Do Campaign Donations in Judicial Races Influence Court Decisions?
Campaign fundraising in state judicial elections has exploded in the last 15 years, and results are in: There's a statistically significant relationship between interest group donations and judicial decisions, according to a new report from the American Constitution Society, a progressive legal policy group.
"I never felt so much like a hooker down by the bus station … as I did in a judicial race,” said Paul Pfeifer, an Ohio Supreme Court Justice, recalling his 1992 campaign for the state's highest court. “Everyone interested in contributing has very specific interests. They mean to be buying a vote."
In a report called “Justice at Risk” released Tuesday (June 11), researchers found that the more campaign contributions from business interests that justices receive, the more likely they are to rule in favor of business litigants appearing before them in court.

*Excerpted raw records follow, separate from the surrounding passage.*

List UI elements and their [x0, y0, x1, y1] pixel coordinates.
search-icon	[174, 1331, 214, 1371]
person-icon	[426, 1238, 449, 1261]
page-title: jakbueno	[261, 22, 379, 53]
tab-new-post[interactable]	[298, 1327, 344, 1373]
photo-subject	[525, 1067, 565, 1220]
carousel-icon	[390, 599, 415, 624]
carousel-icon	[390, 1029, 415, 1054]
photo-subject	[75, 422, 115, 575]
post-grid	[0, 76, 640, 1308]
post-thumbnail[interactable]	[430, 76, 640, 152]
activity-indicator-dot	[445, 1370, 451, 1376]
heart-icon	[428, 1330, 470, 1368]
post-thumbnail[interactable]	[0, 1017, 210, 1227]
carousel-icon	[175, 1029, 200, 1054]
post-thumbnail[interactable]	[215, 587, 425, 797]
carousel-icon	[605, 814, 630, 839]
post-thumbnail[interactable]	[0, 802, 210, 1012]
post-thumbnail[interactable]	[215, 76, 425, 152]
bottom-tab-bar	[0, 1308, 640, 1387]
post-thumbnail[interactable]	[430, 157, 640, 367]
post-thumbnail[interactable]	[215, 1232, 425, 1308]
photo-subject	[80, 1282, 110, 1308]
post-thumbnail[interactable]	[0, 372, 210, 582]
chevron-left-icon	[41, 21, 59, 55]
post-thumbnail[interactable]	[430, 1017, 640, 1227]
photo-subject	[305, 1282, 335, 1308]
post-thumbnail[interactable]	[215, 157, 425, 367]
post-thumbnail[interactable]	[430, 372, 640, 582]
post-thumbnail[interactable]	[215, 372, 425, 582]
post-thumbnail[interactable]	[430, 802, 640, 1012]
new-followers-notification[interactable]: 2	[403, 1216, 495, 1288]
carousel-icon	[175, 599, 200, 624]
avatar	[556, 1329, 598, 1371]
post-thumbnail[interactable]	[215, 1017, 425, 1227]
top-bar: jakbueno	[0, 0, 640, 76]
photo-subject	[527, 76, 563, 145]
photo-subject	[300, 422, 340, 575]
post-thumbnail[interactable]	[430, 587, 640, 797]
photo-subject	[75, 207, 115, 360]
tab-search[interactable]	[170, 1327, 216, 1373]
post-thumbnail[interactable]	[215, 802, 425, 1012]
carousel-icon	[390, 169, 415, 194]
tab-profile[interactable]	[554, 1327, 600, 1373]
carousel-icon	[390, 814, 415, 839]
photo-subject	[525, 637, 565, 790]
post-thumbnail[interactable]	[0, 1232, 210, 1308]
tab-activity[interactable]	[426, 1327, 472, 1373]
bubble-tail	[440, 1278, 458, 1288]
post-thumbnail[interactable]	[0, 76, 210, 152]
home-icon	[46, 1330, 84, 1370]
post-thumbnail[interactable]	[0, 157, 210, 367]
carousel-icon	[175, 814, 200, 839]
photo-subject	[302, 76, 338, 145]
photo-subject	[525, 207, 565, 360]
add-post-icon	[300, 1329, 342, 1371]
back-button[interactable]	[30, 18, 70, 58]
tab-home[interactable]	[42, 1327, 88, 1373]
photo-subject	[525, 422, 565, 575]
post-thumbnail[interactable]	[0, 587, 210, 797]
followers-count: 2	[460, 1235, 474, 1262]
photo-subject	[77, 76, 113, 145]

Most expensive state high court elections in 2012 (all campaign donations)
- Alabama, $4.09 million
- West Virginia, $3.17 million
- Texas, $3.52 million
- Ohio, $3.49 million
- Michigan, $3.42 million
New Hampshire and Tennessee tax only dividend and interest income.
For instance, if a justice receives half of his or her contributions from a pro-business group such as the state Chamber of Commerce, the judge would be expected, based on the report's data analysis, to side with business interests almost two-third of the time.
The findings come from an analysis of more than 2,300 state supreme court cases from 2000 to 2009, in which business faced off with consumers, and 175,000 state campaign finance records for the same period compiled by the National Institute on Money in State Politics. The report accounted for only that money donated directly to candidates and didn't include any accounting of independent spending to political action committees.
Campaign financing for state supreme court races more than doubled in the study period over the previous 10 years, to $206.9 million. The report focused on business interests and influence because even though business groups accounted for only about $62.6 million, or 30 percent ,of all of these campaign contributions, they were responsible for 90 percent of the $27.5 million in television ads paid for by interest groups in these judicial elections.
“We are in the midst of a ‘perfect storm' of campaign money,” said former Montana Supreme Court Justice James Nelson. “Favorable judicial rulings to satisfy this money, partisanship and a media attracted to (covering) typical politics that is now threatening to destroy judicial independence and impartiality.”
The relationship between business spending and pro-business decisions was especially strong in the nine states with partisan elections, where judicial candidates must align with a political party. In 2012, Alabama saw over $4 million flow into its partisan Supreme Court race, the most money in any state high court race in the country. There, business associations, lawyers and lobbyists outspent public sector unions by more than $1 million, according to the Institute for Money in State Politics.
Judges in 39 states face some kind of election, either an initial election to get on the bench, or a retention election following their appointment by a nonpartisan commission.